If you thought fighting Big Daddies in the first game was tough, wait until you meet the Big Sisters. They seem to look over the Little Sisters and every so often show up out of nowhere to try and put an end to your mission. Unlike the larger cumbersome Big Daddies, Big Sisters move fast and can take a lot of damage. The fights are long and difficult, which is why you must max out your plasmids, Eve and of course ammo to succeed
BioShock has a very unique look and feel. The buildings and environments all take on a wonderful art deco feel. Rooms are dark and gloomy with water pouring in from every nook and crevasse. The game looks great, especially the Little Sisters. So creepy, so cute. If only all games had a unique look like BioShock 2.

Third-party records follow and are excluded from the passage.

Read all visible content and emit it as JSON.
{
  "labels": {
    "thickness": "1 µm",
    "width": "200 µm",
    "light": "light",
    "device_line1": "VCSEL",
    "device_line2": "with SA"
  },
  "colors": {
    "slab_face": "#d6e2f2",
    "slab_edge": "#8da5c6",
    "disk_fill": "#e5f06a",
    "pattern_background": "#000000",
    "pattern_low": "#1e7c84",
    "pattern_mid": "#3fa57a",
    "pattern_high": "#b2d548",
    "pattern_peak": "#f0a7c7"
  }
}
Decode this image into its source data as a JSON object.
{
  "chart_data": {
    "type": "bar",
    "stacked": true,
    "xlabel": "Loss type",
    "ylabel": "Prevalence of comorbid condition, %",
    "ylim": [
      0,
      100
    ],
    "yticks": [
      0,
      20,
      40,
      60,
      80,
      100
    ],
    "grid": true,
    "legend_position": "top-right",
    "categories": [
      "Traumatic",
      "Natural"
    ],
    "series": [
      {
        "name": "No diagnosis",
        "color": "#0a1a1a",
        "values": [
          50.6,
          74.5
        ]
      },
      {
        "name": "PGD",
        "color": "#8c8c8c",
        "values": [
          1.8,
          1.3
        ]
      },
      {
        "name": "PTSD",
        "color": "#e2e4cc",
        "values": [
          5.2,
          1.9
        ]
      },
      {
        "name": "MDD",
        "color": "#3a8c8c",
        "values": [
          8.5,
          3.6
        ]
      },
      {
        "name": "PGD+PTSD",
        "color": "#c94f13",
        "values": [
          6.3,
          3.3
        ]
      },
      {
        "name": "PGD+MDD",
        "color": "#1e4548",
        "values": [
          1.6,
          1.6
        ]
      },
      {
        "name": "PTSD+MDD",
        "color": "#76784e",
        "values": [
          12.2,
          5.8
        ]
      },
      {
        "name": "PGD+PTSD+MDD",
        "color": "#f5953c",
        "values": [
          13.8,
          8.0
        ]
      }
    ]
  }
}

The same goes for the game’s soundtrack. Old music which sounds like it should be playing through a gramophone echos through the corridors. The music itself adds to the tension as you wander the hallways and leaking rooms of Rapture, keeping you on the edge of your seat. Add this to the stellar graphics and you have one kick ass package.
I know I will draw criticism for this comment, but I will say my one complaint felt like this game was too similar to the first. As I mentioned earlier in my review, I felt like I was playing BioShock 1 for the longest time. The game mechanics are so similar, as is the goal. But I guess if it ain’t broke why fix it. I only wish there were a few more aspects of this game that stood out as different from the first installment of this series.
The Bottom Line
If you enjoyed the first BioShock there is no doubt you’ll love the sequel. The game feels so familiar. The graphics, the music, the controls, you feel like you’re returning home to Rapture. My only complaint would be that it may be too similar. Those looking for innovation may be disappointed as 2K Games played it safe, creating a game using a formula with a proven track record. Still the game is solid and is an absolute blast to play, making the return trip to Rapture worth every penny.
Same control scheme as original game
Little Sisters just as creepy as ever!